Dışişleri Bakanı Hakan Fidan, İstanbul Kongre Merkezi’nde yapılan “Küresel Ulaştırma Koridorları Forumu”ndaki “Parçalanmış Bir Dünyada Küresel Bağlantısallığın Geleceği” adlı panelde konuşma gerçekleştirdi.
Ulaşım ve bağlantının giderek daha fazla önem kazandığını vurgulayan Fidan, “Her iki alan da dış politikanın merkezinde yer almaktadır. Artık yalnızca ticaret, iş ve kalkınma ile ilgili değil, dış politikanın en önemli meselesi haline gelmiştir.” ifadelerini kullandı.

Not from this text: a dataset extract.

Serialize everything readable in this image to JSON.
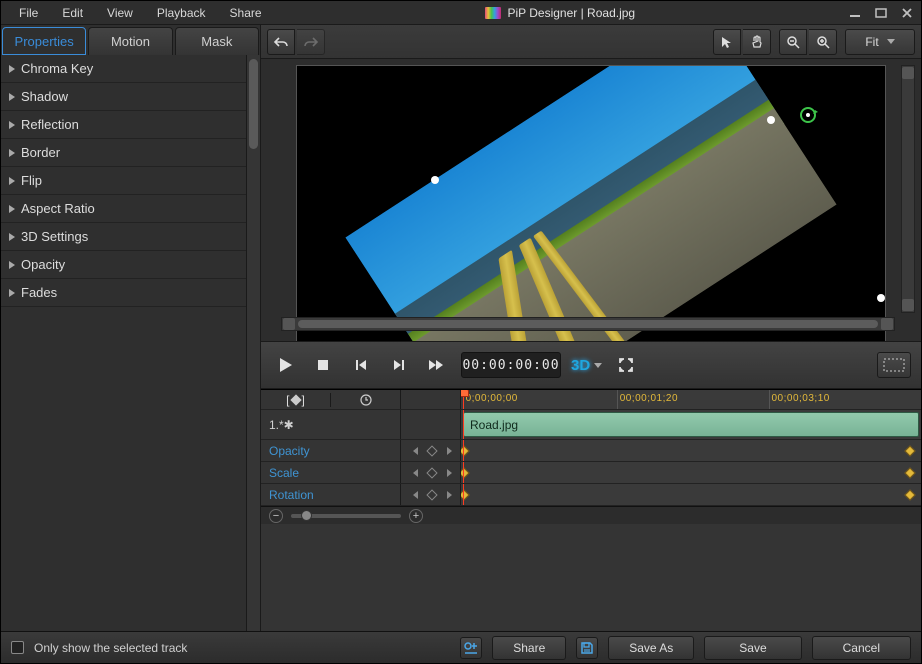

Fidan, mevcut jeopolitik durumu değerlendirerek enerji, ulaşım, dijitalleşme ve bağlantının dış politikadaki önemine dikkat çekti. Şunları ifade etti:
“Son iki haftada yaşanan gelişmeler, ulaşım ve ilgili konuların stratejik önemini gözler önüne serdi. Eğer iş birliği yapmazsak, mevcut istikrarsızlıklar, uzun vadeli küresel ulaşım yatırımlarını ve küresel enerji güvenliğini olumsuz etkileyebilir. Bu nedenle, güven ortamını güçlendirmek ve uluslararası ticarette daha fazla öngörü sağlamak amacıyla alternatif girişimler üzerinde iş birliğini artırmalıyız.”
Fidan, Türkiye’nin bu alanda öncü rol oynamak için uygun bir konumda olduğunu belirterek, “Türkiye, güvenilir bir ortak olma özelliği taşıyor. Coğrafi konumumuz, ticaret ve sanayi kapasitemiz ve bölgemizdeki barış, güvenlik ve istikrar için gösterdiğimiz kararlılığımızla bu noktada kritik bir rol üstleniyoruz.” şeklinde konuştu.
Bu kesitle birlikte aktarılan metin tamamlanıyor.